The NAHB reported its index gained two points over the downwardly revised November mark to a December level of 21. Let me remind readers from the start that the dividing line between positive and negative sentiment is 50. The degree of current index discount to the watermark to positive sentiment should clearly signify how distant housing sentiment is from true good tidings. A significantly greater number of builders clearly view the current market negatively.
That said change of course matters. However, it matters more when it is a result driven change rather than a measure of hope. We’ve noted in the past that the change in this index has been mostly geared by its expectations component. The NAHB reported that the component index measuring sales expectations for the next six months improved one point to the level of 26 in December. That was the best of the three component readings, thus driving the index once again in December. For informational purposes, the index measuring current sales conditions improved 2 points to a still dreadful mark of 22. The index gauging traffic of prospective buyers improved three points. While that’s the highest level of the traffic measure since May of 2008, it is still horrible, in my view.
Over recent months, we’ve warned that this index tends to be biased to the negative end due to a great number of smaller builders included in the survey. Smaller builders would tend to have less access to capital than the larger public construction firms, like KB Homes (KBH), D.R. Horton (DHI) and Toll Brothers (TOL). Indeed, capital accessibility continues to be a constraint to operations based on the notation of the NAHB within this report.

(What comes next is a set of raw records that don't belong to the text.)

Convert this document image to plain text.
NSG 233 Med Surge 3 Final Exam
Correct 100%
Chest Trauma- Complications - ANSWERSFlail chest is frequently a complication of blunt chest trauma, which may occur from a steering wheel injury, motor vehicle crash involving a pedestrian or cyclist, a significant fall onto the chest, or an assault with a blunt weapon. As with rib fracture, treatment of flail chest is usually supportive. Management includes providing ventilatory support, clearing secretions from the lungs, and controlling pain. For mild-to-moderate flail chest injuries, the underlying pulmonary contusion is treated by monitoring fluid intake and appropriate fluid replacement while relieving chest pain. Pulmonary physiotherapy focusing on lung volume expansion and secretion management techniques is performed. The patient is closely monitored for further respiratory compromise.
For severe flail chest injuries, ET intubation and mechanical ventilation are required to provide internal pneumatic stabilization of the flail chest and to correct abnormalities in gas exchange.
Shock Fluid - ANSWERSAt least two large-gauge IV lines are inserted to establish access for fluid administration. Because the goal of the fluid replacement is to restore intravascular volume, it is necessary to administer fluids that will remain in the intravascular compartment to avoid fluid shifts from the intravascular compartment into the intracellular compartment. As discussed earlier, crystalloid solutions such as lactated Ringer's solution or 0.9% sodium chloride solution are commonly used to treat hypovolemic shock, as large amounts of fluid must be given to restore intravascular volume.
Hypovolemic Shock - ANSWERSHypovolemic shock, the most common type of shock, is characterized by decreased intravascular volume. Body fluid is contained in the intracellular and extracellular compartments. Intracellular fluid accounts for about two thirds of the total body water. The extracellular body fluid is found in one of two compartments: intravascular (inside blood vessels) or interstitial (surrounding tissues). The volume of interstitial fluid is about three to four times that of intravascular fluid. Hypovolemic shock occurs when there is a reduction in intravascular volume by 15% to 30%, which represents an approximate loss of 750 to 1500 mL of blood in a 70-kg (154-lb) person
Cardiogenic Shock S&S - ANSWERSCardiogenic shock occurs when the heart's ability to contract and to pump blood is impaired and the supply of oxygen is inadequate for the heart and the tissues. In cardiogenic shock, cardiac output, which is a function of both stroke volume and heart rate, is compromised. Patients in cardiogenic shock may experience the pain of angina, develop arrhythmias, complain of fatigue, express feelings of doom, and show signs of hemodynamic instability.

That said, I suspect that recent life in the shares of firms like Hovnanian (HOV), Pulte Homes (PHM), Lennar (LEN) and Beazer (BZH), among others, driven by the latest economic data, will prove short-lived. I was a proponent for housing stocks earlier this year, but the macroeconomic deterioration and global contagion developing should quickly quell all hope. On that expectation, I correctly foresaw the newest dip in home prices after recent stabilization. I likewise expect homebuilder sentiment improvement seen here will find letdown in the near future. The real estate market faces another leg lower in the medium term, but home prices might later find strength driven by inflation I see developing over the long-term.
Disclosure: I have no positions in any stocks mentioned, and no plans to initiate any positions within the next 72 hours.